Here's my daily routine: I, personally, do Monday & Wednesday focus on reading and Tuesday & Thursday focus on writing. Friday is our vocab test and then we do our Read magazine or play Scrabble or other things like that. I attended the Walloon institute this week and got energized and lots of new ideas. During Sam Bennett's workshop on next generation workshops, I developed this schedule for myself. I have an 84 minute block: Silent Sustained Reading/Writing (depending on day) - 10 min Poem of the Day or DOL-type activity - 10 min Mini-lesson - 15-20 min Worktime/catch & release - 30 min Debrief - 10 min Our shared reading is short texts that serve as the basis of various minilessons. I do two whole-class novels a year, and the rest of the reading is self-chosen.

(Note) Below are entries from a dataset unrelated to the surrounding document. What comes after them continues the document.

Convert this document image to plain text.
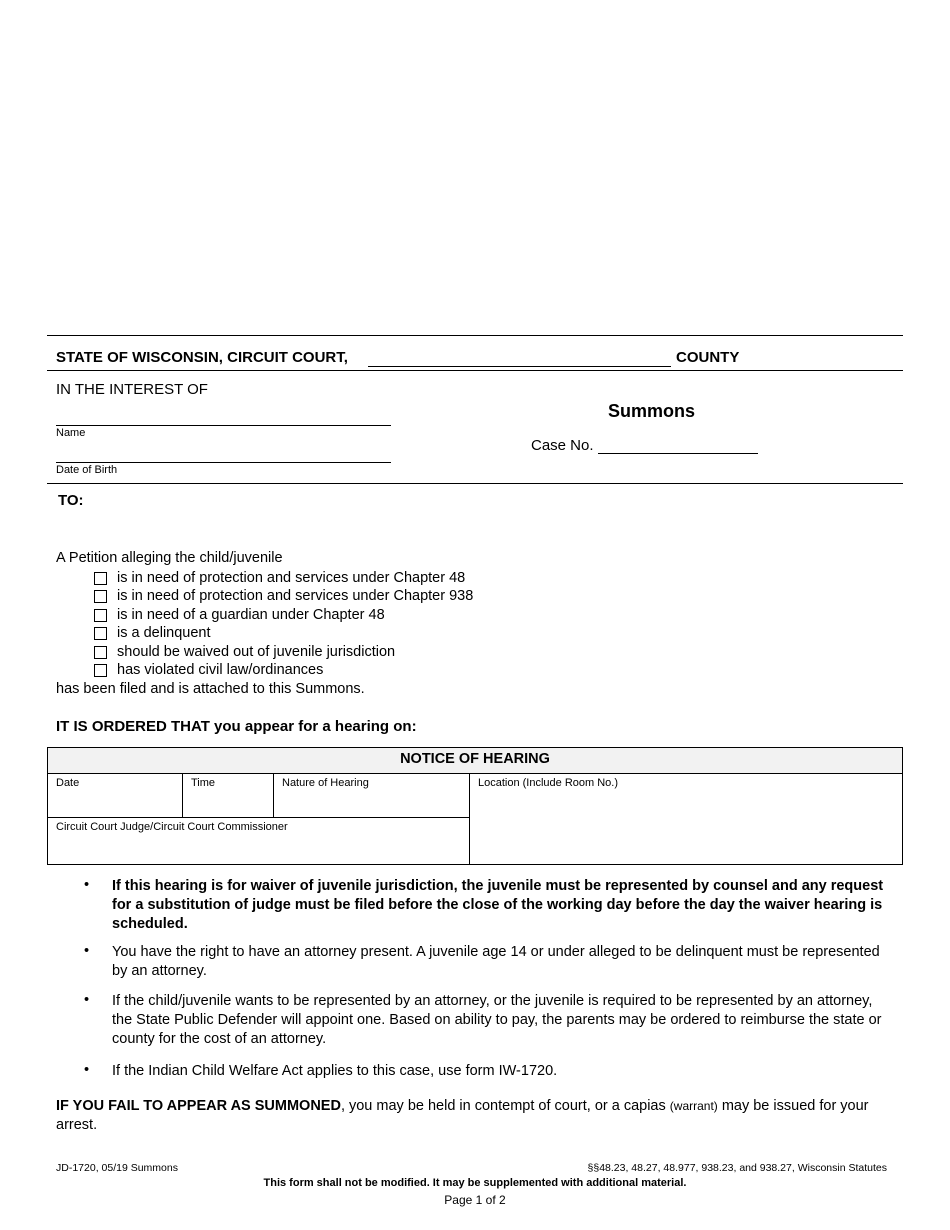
STATE OF WISCONSIN, CIRCUIT COURT,	COUNTY
IN THE INTEREST OF
Name
Date of Birth
Summons
Case No.
TO:
A Petition alleging the child/juvenile
is in need of protection and services under Chapter 48
is in need of protection and services under Chapter 938
is in need of a guardian under Chapter 48
is a delinquent
should be waived out of juvenile jurisdiction
has violated civil law/ordinances
has been filed and is attached to this Summons.
IT IS ORDERED THAT you appear for a hearing on:
NOTICE OF HEARING
Date	Time	Nature of Hearing	Location (Include Room No.)
Circuit Court Judge/Circuit Court Commissioner
• If this hearing is for waiver of juvenile jurisdiction, the juvenile must be represented by counsel and any request for a substitution of judge must be filed before the close of the working day before the day the waiver hearing is scheduled.
• You have the right to have an attorney present. A juvenile age 14 or under alleged to be delinquent must be represented by an attorney.
• If the child/juvenile wants to be represented by an attorney, or the juvenile is required to be represented by an attorney, the State Public Defender will appoint one. Based on ability to pay, the parents may be ordered to reimburse the state or county for the cost of an attorney.
• If the Indian Child Welfare Act applies to this case, use form IW-1720.
IF YOU FAIL TO APPEAR AS SUMMONED, you may be held in contempt of court, or a capias (warrant) may be issued for your arrest.
JD-1720, 05/19 Summons	§§48.23, 48.27, 48.977, 938.23, and 938.27, Wisconsin Statutes
This form shall not be modified. It may be supplemented with additional material.
Page 1 of 2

I have LONG blocks - 110 minutes! Here's my basic schedule: 10-15 minutes writing or DOL (I usually alternate between the two.) 20-30 minutes grammar and spelling 10-15 minutes reading/writing instruction 40 minute reading/writing activity in small groups 10 minute reflection, preparation for next class (my kids are REALLY bad about forgetting what supplies they'll need next.) 5 minutes classroom cleaning.
Thank you for all your great ideas...do any of you use journals or notebooks that you grade? If you do, how do you go about incorporating it into your day to day activities?
I would like to bump this back up to the top. This is my 2nd year teaching, but my first on a block schedule. We have 87 min. classes and I am teaching Language Arts - both reading and writing. Would love some tips!!
My kids will have three comp books that they will bring to class each day: one is a reading/writing handbook (basically notes), one is a writing notebook (for journaling, reflective writing, write-arounds, etc., and a reading response notebook (for their letter-essays on their outside reading). I grade the reading response every three weeks; I plan on grading their handbooks every 1-2 weeks during their workshop time. The grade will basically be whether or not their notebook is up to date.
You must have multiple activities unless you have a really engaging hands-on project. You cannot hold their attention with an assignment for 90 minutes.